That would be the usual situation. You can open the plastic connector (there's a little tab that you need to press in and slide the two parts apart) and make connections for the light and the usb device. 
Does your light have a switch to switch it off?
Most, if not all, of the usb devices need the light to be off to work. If you don't have a lightswitch, then you may need to consider a new light.


----------



## berlinonaut (18 Feb 2019)

cisamcgu said:


> There are a pair of wires going from the front light to a small plastic connector and then into the dynamo. I imagine I will have to somehow add the wires from the USB charger to these and put them into the connector.
> 
> I'll find some photos
> 
> Andrew



It is pretty easy: the wires are + and - (and with the Shimano Dynamo it is in opposite to others important do distinguish between the two). The little plastic housing on the dynamo hub that they enter can be simply pulled of the hub. Then you can take it apart - it has an inner part and an outer part, secured together by a small knob. Having done that pull the two cables out, drill each of them togehter with the according cable coming from your future charger (care for + and -), put them back into the housing (again care for + and minus), pur the housing back onto the hub and off you go. Pretty easy.


----------



## cisamcgu (18 Feb 2019)

@HobbesOnTour and @berlinonaut - again many thanks for your replies. The light does have an on/off switch. I will have a good look at the plastic connector and see if I can open it up. If I can, then I will look at picking a USB charger


----------



## HobbesOnTour (18 Feb 2019)

cisamcgu said:


> @HobbesOnTour and @berlinonaut - again many thanks for your replies.

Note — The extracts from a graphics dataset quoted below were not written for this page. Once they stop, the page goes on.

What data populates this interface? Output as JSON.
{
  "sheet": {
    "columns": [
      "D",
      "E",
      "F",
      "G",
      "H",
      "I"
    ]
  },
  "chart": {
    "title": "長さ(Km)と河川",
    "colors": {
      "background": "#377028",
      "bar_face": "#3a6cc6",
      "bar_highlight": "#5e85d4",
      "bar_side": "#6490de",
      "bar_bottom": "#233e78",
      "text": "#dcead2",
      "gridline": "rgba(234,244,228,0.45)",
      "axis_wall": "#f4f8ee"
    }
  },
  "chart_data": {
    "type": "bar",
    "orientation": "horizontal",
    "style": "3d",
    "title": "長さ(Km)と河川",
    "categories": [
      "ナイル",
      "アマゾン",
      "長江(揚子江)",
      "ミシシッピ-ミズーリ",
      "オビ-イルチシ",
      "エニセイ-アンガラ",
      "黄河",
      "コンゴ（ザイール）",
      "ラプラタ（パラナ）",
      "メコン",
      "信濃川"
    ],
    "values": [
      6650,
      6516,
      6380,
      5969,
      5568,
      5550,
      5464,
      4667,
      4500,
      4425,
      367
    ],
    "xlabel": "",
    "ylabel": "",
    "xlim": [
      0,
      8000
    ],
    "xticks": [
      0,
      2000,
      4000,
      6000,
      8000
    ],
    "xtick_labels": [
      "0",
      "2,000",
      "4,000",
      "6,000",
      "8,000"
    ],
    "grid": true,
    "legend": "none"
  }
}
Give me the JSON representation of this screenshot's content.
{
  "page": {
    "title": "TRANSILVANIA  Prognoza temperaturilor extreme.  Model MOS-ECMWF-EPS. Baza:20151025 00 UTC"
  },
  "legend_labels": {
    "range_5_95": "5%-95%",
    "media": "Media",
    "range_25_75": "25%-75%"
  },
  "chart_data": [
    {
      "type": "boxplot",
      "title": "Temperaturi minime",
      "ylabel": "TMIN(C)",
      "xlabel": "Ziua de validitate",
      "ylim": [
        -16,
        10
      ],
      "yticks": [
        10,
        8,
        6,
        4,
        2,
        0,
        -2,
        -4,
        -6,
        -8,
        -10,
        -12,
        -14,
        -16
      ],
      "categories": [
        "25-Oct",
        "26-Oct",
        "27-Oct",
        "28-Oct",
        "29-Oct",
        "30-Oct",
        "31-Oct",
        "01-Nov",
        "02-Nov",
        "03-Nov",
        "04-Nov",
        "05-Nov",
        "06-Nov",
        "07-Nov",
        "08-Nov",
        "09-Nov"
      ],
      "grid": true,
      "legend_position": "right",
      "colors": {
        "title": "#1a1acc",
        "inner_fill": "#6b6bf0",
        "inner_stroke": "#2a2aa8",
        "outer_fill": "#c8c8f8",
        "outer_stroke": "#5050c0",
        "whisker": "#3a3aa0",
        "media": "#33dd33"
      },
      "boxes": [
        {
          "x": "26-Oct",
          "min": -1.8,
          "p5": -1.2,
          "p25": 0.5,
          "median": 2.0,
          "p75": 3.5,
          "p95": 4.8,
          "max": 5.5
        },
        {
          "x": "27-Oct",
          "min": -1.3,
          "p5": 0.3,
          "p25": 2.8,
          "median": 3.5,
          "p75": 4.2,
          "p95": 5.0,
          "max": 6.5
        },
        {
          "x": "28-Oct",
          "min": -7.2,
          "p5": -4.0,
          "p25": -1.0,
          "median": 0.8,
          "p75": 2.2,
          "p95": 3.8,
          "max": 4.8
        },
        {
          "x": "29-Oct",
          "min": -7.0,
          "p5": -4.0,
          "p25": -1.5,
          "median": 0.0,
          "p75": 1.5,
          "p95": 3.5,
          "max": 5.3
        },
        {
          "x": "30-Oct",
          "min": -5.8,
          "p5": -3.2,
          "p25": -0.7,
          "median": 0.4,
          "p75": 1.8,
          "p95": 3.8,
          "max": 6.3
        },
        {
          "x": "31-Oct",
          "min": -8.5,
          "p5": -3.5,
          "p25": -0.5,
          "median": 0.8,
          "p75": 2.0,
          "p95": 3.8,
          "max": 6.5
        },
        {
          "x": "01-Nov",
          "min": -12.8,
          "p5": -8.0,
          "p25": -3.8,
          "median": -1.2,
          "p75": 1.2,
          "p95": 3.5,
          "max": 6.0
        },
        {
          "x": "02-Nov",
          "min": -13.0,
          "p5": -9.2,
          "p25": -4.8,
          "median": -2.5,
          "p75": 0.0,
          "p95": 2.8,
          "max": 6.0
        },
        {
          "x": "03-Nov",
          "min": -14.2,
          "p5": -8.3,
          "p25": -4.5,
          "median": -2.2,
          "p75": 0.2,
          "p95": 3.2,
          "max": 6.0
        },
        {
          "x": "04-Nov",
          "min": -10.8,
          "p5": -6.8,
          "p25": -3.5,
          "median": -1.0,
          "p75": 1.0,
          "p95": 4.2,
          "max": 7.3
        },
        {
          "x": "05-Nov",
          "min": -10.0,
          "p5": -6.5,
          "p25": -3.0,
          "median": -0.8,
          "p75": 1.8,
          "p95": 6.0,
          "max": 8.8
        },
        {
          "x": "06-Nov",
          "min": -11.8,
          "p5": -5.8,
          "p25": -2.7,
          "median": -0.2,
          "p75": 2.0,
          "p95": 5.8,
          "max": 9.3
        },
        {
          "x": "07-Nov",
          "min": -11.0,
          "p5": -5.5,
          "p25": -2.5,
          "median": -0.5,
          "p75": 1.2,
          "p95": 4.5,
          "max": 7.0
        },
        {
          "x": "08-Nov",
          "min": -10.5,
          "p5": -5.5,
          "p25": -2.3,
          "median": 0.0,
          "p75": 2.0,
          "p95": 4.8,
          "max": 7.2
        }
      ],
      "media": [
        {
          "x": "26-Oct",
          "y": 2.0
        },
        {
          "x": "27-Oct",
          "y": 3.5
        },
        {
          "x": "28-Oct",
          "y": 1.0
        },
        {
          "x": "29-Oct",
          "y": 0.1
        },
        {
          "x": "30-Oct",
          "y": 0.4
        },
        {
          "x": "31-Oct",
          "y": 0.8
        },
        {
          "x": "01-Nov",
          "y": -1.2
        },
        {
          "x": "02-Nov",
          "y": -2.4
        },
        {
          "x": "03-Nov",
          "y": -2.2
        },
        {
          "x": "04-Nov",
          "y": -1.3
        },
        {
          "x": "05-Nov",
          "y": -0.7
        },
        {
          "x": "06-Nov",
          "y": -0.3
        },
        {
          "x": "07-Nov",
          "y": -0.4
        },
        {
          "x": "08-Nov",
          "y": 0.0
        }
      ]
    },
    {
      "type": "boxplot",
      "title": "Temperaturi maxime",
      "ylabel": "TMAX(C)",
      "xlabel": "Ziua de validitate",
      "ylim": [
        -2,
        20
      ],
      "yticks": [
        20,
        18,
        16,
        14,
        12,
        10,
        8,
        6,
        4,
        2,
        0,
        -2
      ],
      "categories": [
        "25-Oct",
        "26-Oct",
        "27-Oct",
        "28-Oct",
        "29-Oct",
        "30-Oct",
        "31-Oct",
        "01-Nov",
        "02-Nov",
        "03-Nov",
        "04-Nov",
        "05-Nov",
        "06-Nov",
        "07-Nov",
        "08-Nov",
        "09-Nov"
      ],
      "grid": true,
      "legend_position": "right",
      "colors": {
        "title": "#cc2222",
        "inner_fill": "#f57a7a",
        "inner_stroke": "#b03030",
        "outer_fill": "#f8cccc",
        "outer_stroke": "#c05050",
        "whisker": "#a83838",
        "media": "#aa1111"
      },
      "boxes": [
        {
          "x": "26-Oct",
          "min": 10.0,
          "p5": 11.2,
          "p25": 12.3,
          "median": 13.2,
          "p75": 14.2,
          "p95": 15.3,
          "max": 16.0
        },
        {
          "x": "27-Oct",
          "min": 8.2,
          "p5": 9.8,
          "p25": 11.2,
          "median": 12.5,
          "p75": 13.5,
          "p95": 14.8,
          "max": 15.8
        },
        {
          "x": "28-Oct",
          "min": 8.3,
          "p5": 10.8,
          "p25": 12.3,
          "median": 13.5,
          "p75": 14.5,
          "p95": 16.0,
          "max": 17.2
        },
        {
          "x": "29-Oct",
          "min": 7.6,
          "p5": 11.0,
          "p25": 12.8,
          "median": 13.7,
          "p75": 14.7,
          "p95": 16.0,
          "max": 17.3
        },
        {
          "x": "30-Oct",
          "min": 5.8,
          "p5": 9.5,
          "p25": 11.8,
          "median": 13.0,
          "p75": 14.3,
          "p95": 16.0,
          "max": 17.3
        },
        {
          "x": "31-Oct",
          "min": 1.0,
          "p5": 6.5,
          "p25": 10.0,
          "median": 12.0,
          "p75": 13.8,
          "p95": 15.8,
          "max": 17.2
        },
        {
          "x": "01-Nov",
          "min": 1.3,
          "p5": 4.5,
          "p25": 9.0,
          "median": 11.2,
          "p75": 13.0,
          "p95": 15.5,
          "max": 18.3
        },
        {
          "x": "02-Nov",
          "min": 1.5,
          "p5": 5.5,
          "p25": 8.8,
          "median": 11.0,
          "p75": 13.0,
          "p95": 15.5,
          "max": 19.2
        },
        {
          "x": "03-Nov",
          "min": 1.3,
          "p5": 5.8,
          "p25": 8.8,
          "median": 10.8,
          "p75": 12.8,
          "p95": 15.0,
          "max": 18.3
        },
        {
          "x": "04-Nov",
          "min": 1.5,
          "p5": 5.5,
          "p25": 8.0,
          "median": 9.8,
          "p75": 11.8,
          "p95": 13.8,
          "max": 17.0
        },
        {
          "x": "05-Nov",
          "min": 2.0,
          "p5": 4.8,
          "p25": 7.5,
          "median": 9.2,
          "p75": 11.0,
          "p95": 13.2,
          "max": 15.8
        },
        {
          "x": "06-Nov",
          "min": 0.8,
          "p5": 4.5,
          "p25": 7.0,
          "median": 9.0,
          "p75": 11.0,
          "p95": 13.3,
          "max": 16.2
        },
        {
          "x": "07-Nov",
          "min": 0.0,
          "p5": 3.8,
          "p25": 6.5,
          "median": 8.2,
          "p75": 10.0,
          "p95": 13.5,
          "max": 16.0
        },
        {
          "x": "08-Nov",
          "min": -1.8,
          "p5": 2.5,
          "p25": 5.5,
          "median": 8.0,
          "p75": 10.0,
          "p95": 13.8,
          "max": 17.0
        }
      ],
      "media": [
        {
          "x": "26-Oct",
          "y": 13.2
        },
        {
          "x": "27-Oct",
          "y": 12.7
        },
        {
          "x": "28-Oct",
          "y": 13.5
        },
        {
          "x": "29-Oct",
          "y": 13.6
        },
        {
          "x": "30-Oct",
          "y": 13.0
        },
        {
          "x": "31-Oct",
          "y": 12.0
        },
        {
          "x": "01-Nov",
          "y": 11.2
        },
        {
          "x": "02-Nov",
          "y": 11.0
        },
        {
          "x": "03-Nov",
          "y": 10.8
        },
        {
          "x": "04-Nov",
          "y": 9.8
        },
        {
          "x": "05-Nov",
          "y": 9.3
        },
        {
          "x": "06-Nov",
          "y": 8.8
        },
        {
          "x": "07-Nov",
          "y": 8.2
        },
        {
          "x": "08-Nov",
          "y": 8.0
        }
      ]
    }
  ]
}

The light does have an on/off switch. I will have a good look at the plastic connector and see if I can open it up. If I can, then I will look at picking a USB charger


Have a good think about what's important to you in your charger. For example, what real estate it will take up on the bike. Where will you put the unit/powerbank? Will it affect the foldability of your bike? Weatherproofing? 
Good luck!


----------